Computing & Material Culture

When conserving objects or materials which are subject to decay, our conservation efforts may at most preserve them for a few centuries. The only way to truly preserve them is to preserve knowledge of their making. This collaborative project entails a reimagining of AI and computing methods to archive endangered aspects of craft, culture and heritage.

Decolonizing Craft Narratives

Craft Research

This project examines how various actors in the craft world create meaning and value in their use and practice of craft. Through archival and ethnographic methods, this research links the historical divisions between craft and industry, the handmade and mechanized to contemporary questions of skill, meaning and value.

Crafting Strength

Practice-based Research

Dominant narratives around contemporary fitness fetishize pain and suffering, almost as if they are the dues one must pay to ‘earn’ a fit body. This practice-based research seeks to disconnect the body from narratives of pain and suffering to imagine a more joyful path to fitness.

The Sari & Social Media

Social Media & Market Case Study

This research, part of my doctoral dissertation, emerged from my observations of sari revival movements on social media. Although saris occupy a lion’s share of the Indian retail market, why are they perceived as endangered and in need of revival? What do saris signify in the larger realm of culture and identity? This research linked identity projects on social media to the clothing consumption of women in urban India. I employed a mixed-methods approach entailing ethnography, social media analysis and quantitative market analysis to contextualize contemporary anxieties about identity within larger patterns of consumption.
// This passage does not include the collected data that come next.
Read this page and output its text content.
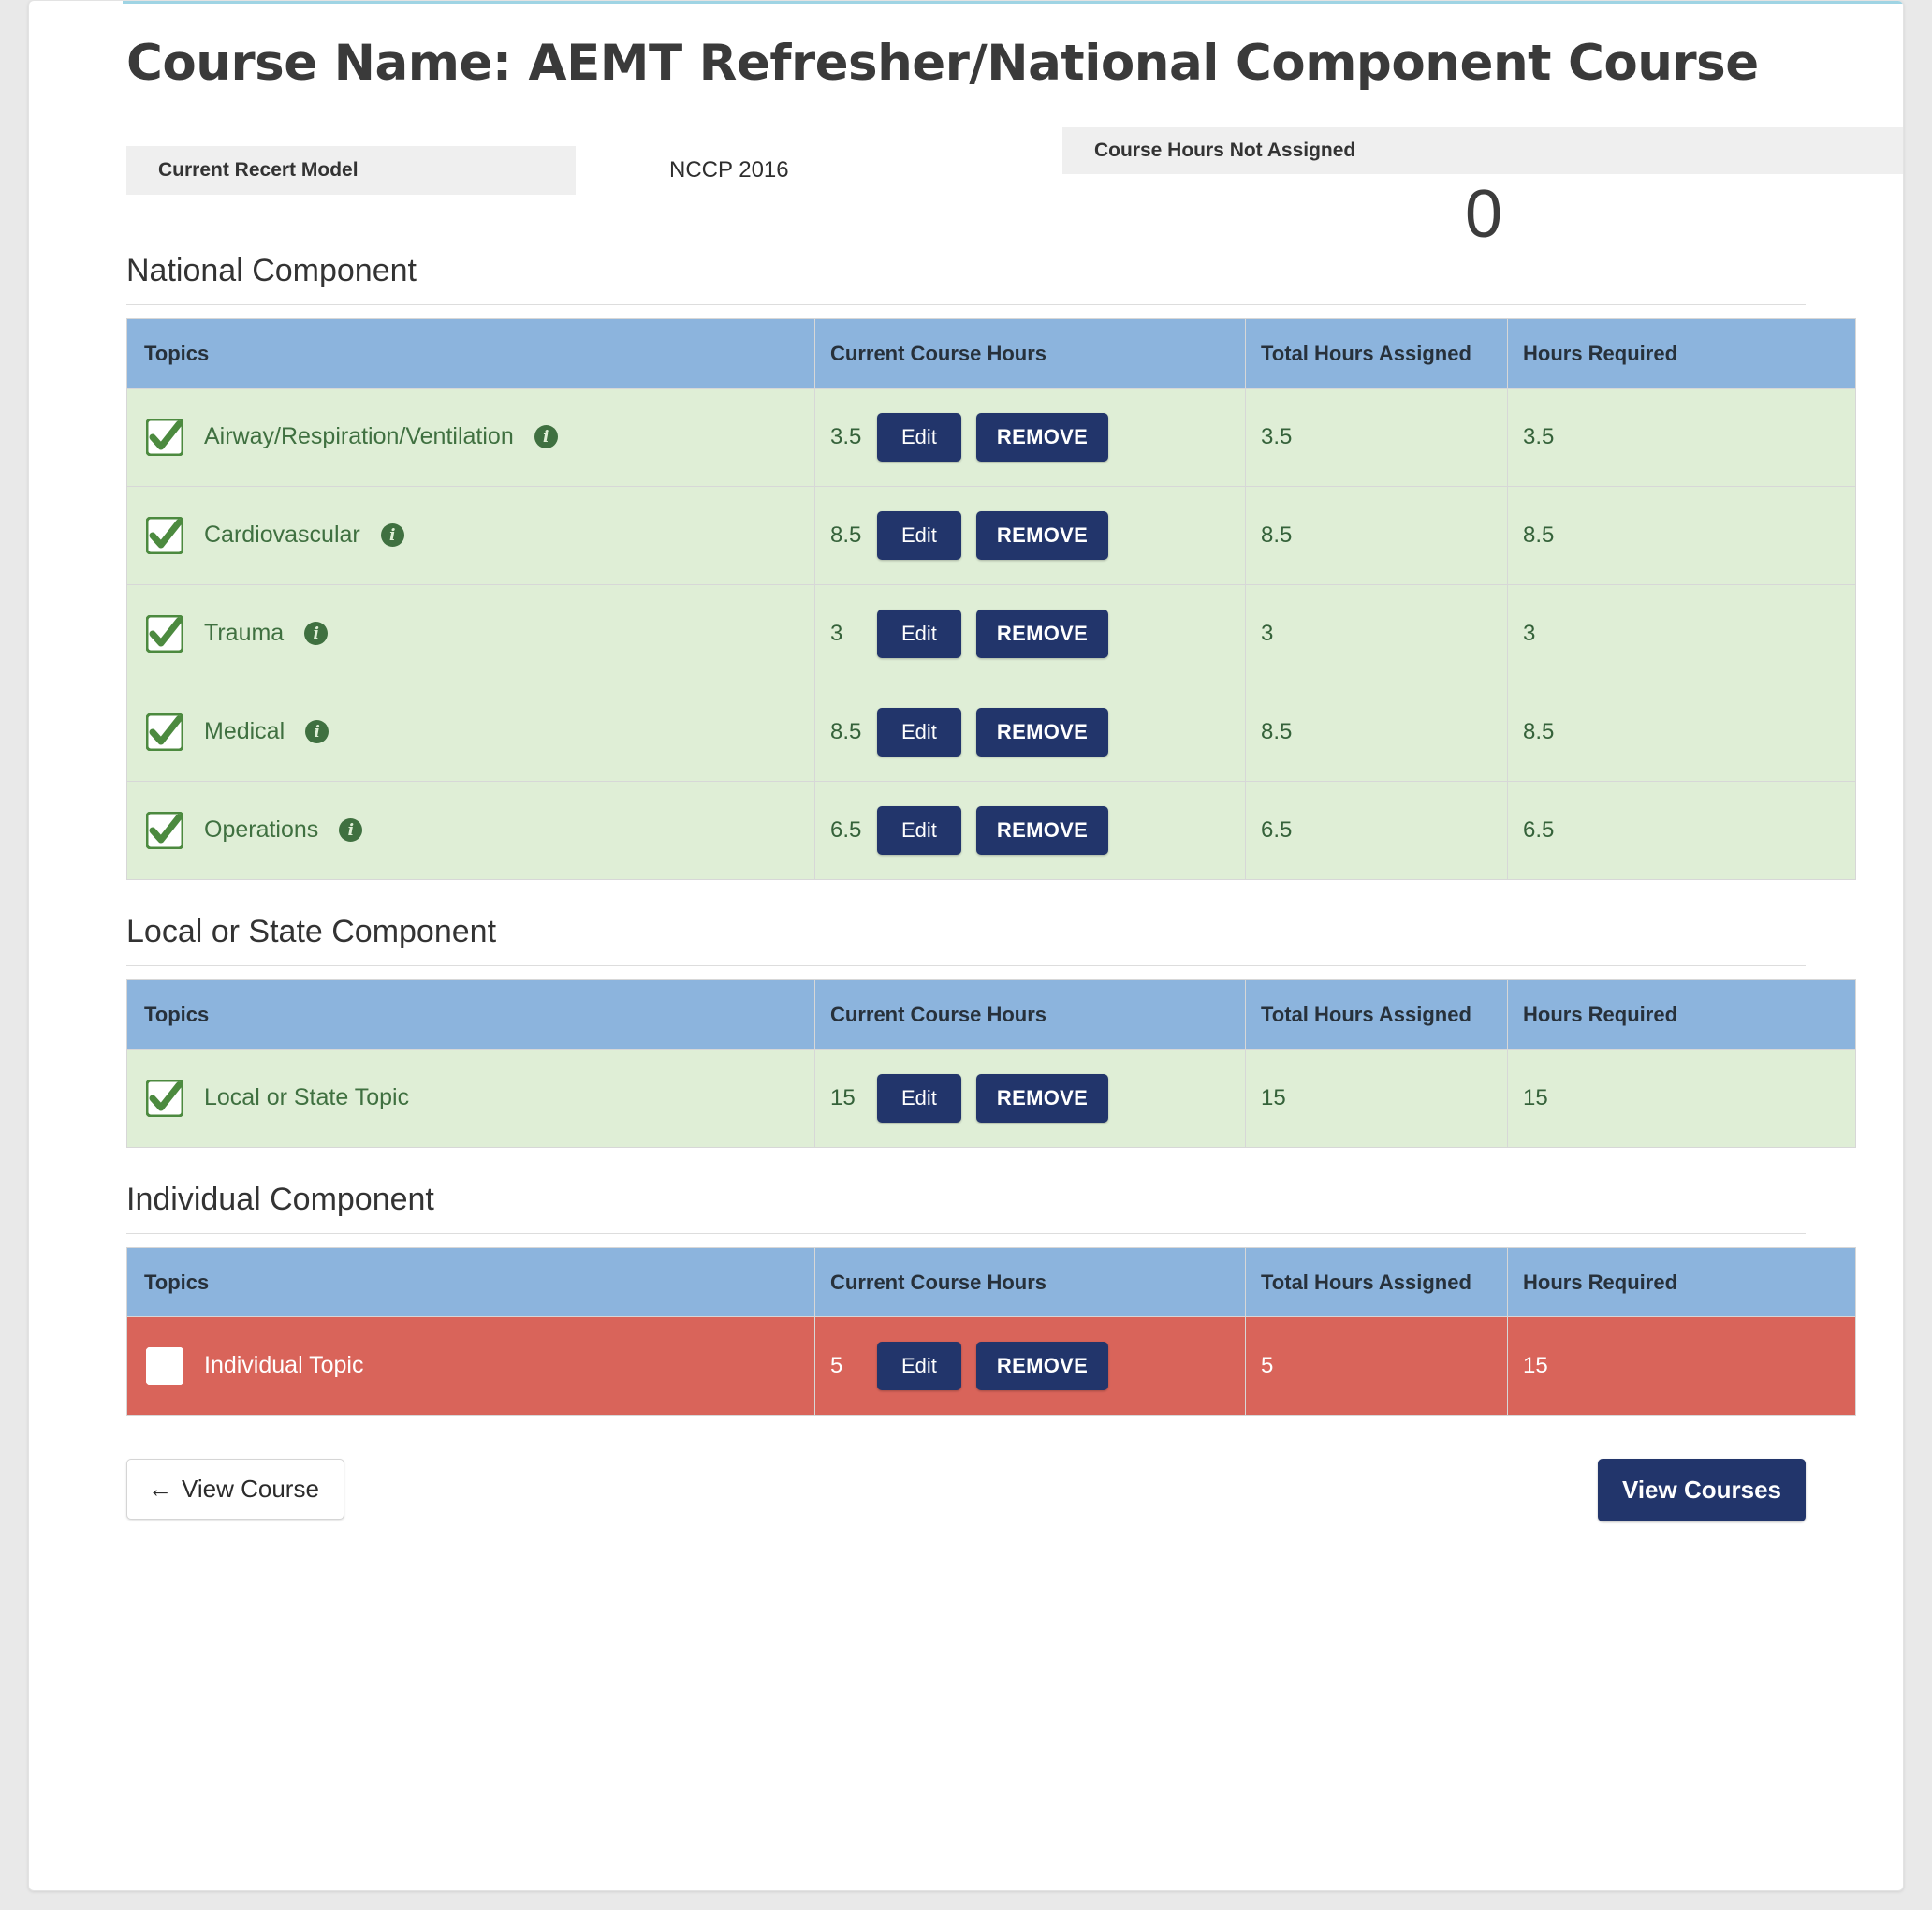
Course Name: AEMT Refresher/National Component Course
Current Recert Model	NCCP 2016
Course Hours Not Assigned
0
National Component
Topics	Current Course Hours	Total Hours Assigned	Hours Required

Airway/Respiration/Ventilation i	3.5 Edit REMOVE	3.5	3.5

Cardiovascular i	8.5 Edit REMOVE	8.5	8.5

Trauma i	3 Edit REMOVE	3	3

Medical i	8.5 Edit REMOVE	8.5	8.5

Operations i	6.5 Edit REMOVE	6.5	6.5
Local or State Component
Topics	Current Course Hours	Total Hours Assigned	Hours Required

Local or State Topic	15 Edit REMOVE	15	15
Individual Component
Topics	Current Course Hours	Total Hours Assigned	Hours Required

Individual Topic	5 Edit REMOVE	5	15
← View Course	View Courses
A Cultural History of the Sari

Historical & Ethnographic Research

This research, part of my doctoral dissertation, was conducted to unearth a cultural history of the sari as draped clothing. Using a mixed methods approach combining ethnography, archival research, media study, visual & material analysis, I studied the sari’s mutations through the colonial and postcolonial periods, focusing on the emergence of the Nivi style of drape, and what it signified about a new identity for Indian women. For whom was this new image fashioned, and whom did it exclude? I am presently writing a monograph about the Modern Sari.